Russian state investigators say they have opened a new criminal case against Kremlin critic Alexey Navalny, accusing him of fraudulently spending more than 356 million rubles ($4.8m) of public donations to organisations he controls on his personal needs, including holidays abroad.
The Investigative Committee, which probes major crimes, said in a statement on Tuesday the money was part of more than 588 million rubles Navalny had raised “exclusively” for his non-profit organisations, including the Anti-Corruption Fund.
“In this way, the funds collected from citizens were stolen,” the committee said, adding it had opened a criminal case into “fraud on an especially large scale”.
The charge Russia’s most prominent opposition figure carries a penalty of up to 10 years in prison.
The move came a day after Russia’s prison service gave Navalny another potential legal headache in the form of a last-minute ultimatum: Fly back from Germany at once and report early on Tuesday morning, or be jailed if you return after that deadline.
Navalny was unable to return in time.
The fraud case is likely to be seen as the latest sign that the Kremlin does not want Navalny, who is convalescing in Germany, to return to Russia after what Berlin and other Western nations say was an attempt in August to murder him with a nerve agent.
In August, the Kremlin critic fell violently ill during a flight from Siberia to Moscow and was hospitalised in the city of Omsk before being transferred to Berlin by medical aircraft.
Experts in several Western countries concluded the 44-year-old Russian dissident was poisoned with the Soviet-era Novichok nerve agent – a claim that Moscow has repeatedly denied.
Navalny has said the main security agency Federal Security Service (FSB) was behind the poisoning at the direction of President Vladimir Putin
On Tuesday, Navalny described the fresh criminal probe against him as “invented by Putin”. He said he had predicted that the authorities would seek to jail him after failing to kill him.

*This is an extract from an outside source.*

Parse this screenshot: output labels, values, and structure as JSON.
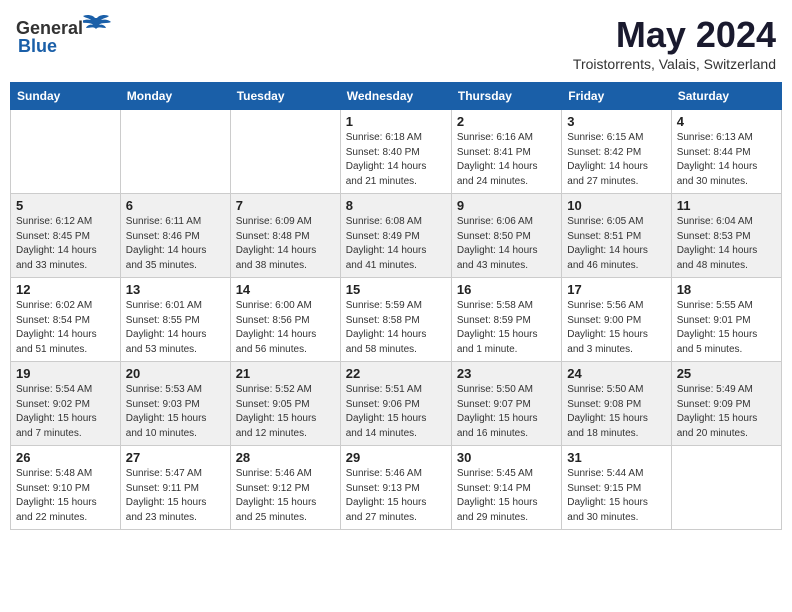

“Well, I immediately said that they will try to put me in jail because I didn’t die” from the poisoning, he wrote on Twitter.
The Kremlin earlier on Tuesday declined to comment on other potential legal action against Navalny.
Putin has said that media reports that Russian state security agents poisoned Navalny were part of a United States-backed plot to try to discredit him. He said Navalny was not important enough to be a target.
Navalny has faced charges of fraud before.
In February 2014, he was charged with fraud and money laundering and spent almost a year under house arrest before receiving a suspended sentence in December that year.
Last year, Europe’s tops right courts ruled that Russia had violated Navalny’s rights with the case.